As for such issues as alcohol and charges of sexual assault on campus, Lee says Stetson "has had problems in recent years," but adds, "Those are the same problems every segment of society deals with, and that churches deal with."

Whether a majority of the estimated 1,800 Baptist delegates at the November convention will endorse the proposal is an open question.

"It's our feeling that the recommendation will be approved," Hepburn says. But he adds, "We do anticipate some negative reaction to the proposal (from) people who probably feel we just ought to cut off the funding totally and immediately."

Under the proposal, Baptist support for Stetson would decline by nearly $5-million over the next 10 years, according to a Stetson spokesman. It would drop from $950,000 this year to $500,000 by 1995. (About 10 percent of the Baptists' current contribution _ about $94,000 _ goes to Stetson's law school, Lee says.)

Between 1995 and 2000, Baptist financing would remain at $500,000 annually and be used to help build a $3-million endowment. Stetson, meanwhile, would try to raise an additional $3-million for the endowment from outside sources.

In 2001, the Florida Baptist Convention could decide not to send Stetson any more money, though presumably the endowment would maintain a link between the denomination and the university.

While the proposed financing changes are significant, they are not likely to alter the basic direction of the university. In the current budget year, Baptist money accounts for only 2.5 percent of Stetson's total income of $37.5-million.

What's more, the percentage of the Baptist Convention's budget devoted to Stetson has been declining for years. It amounted to 18.5 percent of the Convention's budget in 1960, but is only 4 percent today.

Stetson officials say the university will compensate for the reduced Baptist money with more aggressive fund-raising from alumni and other sources. "Part of the virtue of (the) proposal is that it gives Stetson time to make other funding plans," says Doyle Carlton, a university trustee from Wauchula.

In exchange for the cuts in financing, the Florida Baptist Convention would give up some of its role in selecting Stetson trustees.

Since 1957, all 24 trustees have been nominated by a six-member committee made up of three current trustees and three people chosen by the Convention. The Convention then has been allowed to approve those nominees before they were elected by the board of trustees itself.

Under Lee's proposal, the nominating committee would grow to seven with the addition of a fourth trustee. The committee would fill only the 18 positions that under Stetson's charter must be Baptists.
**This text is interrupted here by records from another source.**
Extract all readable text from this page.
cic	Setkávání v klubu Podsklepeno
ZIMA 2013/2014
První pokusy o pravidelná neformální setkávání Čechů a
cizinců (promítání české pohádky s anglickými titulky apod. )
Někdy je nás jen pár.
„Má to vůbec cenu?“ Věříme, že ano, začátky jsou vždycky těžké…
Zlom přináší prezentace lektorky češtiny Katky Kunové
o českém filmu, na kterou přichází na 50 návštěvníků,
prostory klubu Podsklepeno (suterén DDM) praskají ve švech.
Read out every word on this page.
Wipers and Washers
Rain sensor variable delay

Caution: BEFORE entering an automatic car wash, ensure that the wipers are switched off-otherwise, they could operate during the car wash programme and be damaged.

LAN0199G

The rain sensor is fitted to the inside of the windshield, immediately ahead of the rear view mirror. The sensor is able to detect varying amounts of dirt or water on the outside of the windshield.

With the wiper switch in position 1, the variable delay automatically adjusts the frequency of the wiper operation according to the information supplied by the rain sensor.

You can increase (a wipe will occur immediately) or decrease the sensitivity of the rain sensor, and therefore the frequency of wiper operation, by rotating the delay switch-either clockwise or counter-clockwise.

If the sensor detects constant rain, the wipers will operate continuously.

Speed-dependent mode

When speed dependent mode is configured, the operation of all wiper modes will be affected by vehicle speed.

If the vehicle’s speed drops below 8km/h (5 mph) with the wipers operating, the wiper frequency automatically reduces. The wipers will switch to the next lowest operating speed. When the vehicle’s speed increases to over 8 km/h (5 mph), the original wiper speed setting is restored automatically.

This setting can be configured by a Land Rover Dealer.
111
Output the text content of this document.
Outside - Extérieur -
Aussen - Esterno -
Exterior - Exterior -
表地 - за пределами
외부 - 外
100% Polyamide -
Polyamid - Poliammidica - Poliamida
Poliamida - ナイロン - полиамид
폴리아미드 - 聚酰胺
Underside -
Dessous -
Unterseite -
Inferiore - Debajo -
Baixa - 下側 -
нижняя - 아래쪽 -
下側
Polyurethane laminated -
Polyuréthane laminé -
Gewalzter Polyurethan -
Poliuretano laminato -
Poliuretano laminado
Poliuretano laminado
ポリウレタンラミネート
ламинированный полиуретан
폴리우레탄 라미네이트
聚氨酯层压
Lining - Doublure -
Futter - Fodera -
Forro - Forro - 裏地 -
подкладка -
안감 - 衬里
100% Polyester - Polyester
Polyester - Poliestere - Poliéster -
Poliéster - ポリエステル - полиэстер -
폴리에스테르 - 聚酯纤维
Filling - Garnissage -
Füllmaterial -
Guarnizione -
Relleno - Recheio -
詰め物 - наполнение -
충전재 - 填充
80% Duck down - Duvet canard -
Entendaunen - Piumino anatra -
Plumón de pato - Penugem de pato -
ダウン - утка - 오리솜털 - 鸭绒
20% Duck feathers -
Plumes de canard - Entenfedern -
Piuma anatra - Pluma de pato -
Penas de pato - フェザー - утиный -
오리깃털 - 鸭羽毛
The Convention would be informed of the committee's nominations but would not approve them.

Lee says despite the changes, Stetson will remain committed to its role as a Baptist-affiliated university. "What you are seeing here is a redefinition of a relationship with the Florida Baptist Convention that is amiable," he says.

"To simply walk away from the commitment and the relationship would be contradictory to who we are."